Sony Corp. boss Howard Stringer’s efforts to turn around the media and electronics giant have hit a snag.
The company yesterday slashed it profit expectations for its current fiscal year by 17 percent after net income plunged 47.7 percent to $330 million for the three months ended June 30.
The quarterly decline was fueled by a big drop in consumer electronics profits, unfavorable currency exchange issues surrounding the Yen, and tough film comps to a year ago when it was riding high on the mega-hit “Spider-Man 3.”
Sales were essentially flat at $18.7 billion.

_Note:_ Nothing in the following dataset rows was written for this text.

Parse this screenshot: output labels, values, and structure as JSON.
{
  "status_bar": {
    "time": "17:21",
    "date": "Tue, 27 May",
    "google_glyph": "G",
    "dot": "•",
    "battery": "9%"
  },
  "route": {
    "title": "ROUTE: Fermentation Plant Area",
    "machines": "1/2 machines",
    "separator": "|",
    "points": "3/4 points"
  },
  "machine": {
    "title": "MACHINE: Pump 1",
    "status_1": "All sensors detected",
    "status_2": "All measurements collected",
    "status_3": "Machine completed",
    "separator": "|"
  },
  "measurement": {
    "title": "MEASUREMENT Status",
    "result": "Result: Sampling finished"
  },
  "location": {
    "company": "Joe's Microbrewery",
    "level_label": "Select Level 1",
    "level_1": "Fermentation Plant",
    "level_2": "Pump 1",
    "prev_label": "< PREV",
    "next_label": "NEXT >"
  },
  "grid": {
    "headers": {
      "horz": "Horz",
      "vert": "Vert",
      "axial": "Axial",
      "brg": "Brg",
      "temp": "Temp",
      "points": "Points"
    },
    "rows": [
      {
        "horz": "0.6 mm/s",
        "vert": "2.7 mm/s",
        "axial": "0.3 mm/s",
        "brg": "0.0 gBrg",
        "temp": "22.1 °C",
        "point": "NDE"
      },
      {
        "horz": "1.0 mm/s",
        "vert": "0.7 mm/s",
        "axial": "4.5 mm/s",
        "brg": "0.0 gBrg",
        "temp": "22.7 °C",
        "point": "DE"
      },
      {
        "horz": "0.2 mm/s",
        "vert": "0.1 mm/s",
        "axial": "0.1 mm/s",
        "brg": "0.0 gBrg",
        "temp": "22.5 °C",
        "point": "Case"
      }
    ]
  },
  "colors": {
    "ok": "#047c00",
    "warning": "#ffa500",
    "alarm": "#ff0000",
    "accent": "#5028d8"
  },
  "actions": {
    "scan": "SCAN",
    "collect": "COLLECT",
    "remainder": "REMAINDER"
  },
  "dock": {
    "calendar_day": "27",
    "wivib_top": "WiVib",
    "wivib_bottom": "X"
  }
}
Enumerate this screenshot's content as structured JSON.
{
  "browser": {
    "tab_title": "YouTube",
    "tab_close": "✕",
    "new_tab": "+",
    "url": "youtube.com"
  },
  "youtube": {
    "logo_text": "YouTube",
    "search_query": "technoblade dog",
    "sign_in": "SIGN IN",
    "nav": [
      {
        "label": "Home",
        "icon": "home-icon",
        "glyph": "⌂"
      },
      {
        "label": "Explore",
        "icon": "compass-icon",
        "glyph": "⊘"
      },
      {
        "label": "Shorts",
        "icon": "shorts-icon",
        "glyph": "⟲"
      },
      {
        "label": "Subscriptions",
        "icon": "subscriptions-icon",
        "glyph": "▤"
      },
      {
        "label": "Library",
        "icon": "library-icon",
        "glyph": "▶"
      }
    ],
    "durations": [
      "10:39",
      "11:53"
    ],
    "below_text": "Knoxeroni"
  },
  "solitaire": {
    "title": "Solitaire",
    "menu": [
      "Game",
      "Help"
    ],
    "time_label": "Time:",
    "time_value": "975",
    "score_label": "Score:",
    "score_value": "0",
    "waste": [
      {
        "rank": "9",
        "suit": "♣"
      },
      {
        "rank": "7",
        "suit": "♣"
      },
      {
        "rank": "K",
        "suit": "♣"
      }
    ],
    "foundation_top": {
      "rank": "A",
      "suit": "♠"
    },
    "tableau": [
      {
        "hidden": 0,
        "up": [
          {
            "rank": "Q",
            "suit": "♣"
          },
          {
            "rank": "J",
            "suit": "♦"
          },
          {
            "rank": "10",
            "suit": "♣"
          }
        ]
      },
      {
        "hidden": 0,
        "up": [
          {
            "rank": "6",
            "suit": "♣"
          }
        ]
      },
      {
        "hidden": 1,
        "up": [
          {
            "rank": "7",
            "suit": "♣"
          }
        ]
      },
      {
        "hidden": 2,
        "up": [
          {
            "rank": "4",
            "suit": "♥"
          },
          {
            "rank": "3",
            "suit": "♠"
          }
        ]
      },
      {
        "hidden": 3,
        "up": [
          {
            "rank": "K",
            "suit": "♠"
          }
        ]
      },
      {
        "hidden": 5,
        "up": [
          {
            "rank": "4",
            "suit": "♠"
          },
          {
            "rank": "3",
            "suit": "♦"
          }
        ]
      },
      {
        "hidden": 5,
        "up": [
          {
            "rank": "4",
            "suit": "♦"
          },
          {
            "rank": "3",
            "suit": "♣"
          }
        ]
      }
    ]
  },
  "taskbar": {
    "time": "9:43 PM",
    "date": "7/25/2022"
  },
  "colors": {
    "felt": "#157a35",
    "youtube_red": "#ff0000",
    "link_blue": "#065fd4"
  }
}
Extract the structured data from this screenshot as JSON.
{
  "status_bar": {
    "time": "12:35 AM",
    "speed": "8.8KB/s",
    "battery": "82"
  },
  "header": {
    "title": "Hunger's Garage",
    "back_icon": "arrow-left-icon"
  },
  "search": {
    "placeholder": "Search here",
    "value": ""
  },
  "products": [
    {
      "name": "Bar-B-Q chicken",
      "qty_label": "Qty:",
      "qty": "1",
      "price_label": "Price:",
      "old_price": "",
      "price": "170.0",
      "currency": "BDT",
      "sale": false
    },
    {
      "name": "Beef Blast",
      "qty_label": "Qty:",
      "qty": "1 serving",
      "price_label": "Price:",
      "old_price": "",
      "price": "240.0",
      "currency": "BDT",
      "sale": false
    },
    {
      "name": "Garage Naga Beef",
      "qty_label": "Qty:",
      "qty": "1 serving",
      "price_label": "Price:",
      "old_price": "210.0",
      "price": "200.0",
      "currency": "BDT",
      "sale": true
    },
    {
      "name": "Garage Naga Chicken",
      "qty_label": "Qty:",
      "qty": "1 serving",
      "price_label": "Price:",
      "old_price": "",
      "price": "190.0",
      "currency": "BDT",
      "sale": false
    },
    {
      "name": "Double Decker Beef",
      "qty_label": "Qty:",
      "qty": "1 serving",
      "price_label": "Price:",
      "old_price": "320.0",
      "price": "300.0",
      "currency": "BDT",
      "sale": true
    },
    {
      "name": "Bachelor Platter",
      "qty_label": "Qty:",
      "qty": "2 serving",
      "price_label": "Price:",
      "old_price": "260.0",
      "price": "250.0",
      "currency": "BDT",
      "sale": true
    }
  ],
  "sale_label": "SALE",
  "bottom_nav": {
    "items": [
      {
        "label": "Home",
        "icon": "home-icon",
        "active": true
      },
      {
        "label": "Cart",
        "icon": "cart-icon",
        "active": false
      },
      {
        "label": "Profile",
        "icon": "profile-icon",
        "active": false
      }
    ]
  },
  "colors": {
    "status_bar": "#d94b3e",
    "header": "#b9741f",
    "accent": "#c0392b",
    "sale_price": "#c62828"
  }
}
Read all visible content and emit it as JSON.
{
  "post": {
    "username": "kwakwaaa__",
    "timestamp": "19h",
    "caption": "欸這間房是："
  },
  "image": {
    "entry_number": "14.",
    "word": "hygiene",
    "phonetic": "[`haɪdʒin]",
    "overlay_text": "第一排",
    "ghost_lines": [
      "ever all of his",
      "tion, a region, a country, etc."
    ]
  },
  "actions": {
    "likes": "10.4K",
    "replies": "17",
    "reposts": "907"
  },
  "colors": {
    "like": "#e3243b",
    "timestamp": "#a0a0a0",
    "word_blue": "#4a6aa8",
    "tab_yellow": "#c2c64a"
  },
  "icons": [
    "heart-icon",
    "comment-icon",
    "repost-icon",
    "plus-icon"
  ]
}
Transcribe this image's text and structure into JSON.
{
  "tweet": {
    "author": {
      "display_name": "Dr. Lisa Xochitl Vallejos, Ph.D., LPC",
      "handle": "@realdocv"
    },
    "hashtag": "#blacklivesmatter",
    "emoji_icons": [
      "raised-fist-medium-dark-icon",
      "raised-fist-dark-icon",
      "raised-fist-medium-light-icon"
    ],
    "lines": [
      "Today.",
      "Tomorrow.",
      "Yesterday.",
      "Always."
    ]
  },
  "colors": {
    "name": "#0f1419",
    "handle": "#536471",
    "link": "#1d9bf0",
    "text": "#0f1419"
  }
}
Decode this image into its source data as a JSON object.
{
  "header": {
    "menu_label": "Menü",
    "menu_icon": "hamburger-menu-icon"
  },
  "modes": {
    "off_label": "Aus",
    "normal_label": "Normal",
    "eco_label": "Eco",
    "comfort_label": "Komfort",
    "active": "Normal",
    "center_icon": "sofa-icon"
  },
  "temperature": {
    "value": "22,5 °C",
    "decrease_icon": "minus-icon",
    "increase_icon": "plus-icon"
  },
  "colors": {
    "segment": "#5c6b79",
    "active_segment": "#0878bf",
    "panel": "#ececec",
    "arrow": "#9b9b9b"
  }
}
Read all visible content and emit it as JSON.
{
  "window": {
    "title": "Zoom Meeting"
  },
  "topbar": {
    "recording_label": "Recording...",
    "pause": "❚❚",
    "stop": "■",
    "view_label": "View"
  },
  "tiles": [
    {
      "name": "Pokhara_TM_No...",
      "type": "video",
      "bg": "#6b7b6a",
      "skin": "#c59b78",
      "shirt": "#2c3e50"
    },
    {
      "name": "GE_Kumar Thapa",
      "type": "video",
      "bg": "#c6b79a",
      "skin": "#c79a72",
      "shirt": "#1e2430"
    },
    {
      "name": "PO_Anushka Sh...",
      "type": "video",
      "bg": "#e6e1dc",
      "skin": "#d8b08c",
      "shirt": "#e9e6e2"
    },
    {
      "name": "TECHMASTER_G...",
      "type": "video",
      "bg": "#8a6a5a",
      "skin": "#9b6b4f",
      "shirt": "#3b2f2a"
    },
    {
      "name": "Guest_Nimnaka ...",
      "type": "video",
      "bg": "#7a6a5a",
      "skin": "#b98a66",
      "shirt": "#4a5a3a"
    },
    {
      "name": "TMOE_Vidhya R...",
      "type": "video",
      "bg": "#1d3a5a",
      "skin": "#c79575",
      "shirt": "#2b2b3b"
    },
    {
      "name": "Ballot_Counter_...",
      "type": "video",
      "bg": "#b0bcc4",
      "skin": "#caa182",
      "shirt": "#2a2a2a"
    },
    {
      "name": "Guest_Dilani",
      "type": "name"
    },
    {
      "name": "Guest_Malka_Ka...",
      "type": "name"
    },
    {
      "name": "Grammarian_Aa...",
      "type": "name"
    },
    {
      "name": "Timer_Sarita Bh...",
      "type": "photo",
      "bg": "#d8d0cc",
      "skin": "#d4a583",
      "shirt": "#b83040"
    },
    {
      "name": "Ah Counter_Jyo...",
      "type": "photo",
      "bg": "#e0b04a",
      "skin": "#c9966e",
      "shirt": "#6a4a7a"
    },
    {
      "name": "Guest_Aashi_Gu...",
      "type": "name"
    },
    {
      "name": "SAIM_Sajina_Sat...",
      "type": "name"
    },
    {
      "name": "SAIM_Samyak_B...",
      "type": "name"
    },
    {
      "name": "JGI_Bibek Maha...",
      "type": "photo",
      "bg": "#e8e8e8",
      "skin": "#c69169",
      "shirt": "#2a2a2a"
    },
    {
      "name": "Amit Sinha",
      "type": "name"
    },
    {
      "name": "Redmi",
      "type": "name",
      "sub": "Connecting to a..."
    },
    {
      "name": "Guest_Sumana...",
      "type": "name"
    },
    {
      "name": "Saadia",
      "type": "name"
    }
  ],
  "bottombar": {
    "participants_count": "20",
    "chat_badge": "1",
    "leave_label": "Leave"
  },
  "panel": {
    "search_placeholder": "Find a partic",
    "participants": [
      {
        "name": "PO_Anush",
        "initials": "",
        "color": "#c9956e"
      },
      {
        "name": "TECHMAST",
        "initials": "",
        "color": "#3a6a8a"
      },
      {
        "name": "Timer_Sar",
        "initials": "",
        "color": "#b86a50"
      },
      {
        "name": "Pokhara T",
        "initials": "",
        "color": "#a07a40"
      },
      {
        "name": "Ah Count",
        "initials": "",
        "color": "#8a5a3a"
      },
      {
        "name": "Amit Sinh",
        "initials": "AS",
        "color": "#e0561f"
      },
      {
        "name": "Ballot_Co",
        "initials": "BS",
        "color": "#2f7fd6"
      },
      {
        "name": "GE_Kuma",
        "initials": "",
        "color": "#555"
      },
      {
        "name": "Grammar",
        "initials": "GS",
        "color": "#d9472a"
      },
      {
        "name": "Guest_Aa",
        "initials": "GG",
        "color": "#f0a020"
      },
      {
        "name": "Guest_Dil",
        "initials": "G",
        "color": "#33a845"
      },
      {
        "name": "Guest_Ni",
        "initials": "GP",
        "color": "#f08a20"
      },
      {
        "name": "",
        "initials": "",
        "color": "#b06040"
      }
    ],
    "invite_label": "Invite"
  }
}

Operating income for the electronics segment experienced its biggest decline in two years, falling 57.2 percent to $418 million in response to heightened price competition for laptop computers, digital cameras and handheld video cameras.
The division, which posted essentially flat sales of $13.6 billion, was also hurt by a profit free fall in its Sony Ericsson wireless joint venture, which experienced a 97 percent drop in net income to $9.4 million.
Meanwhile, sales in the film division fell 20 percent to $1.5 billion and the unit swung to an operating loss of $78 million in face of higher theatrical marketing expenses and minus a hit on the level of “Spider-Man 3.”
The news wasn’t all bad for the company, which, in a surprise, boosted sales in its games division by 16.8 percent to $2.2 billion and swung to an operating income profit of $51 million.
Sony ADR shares fell $2.25, or 5.6 percent to $37.68.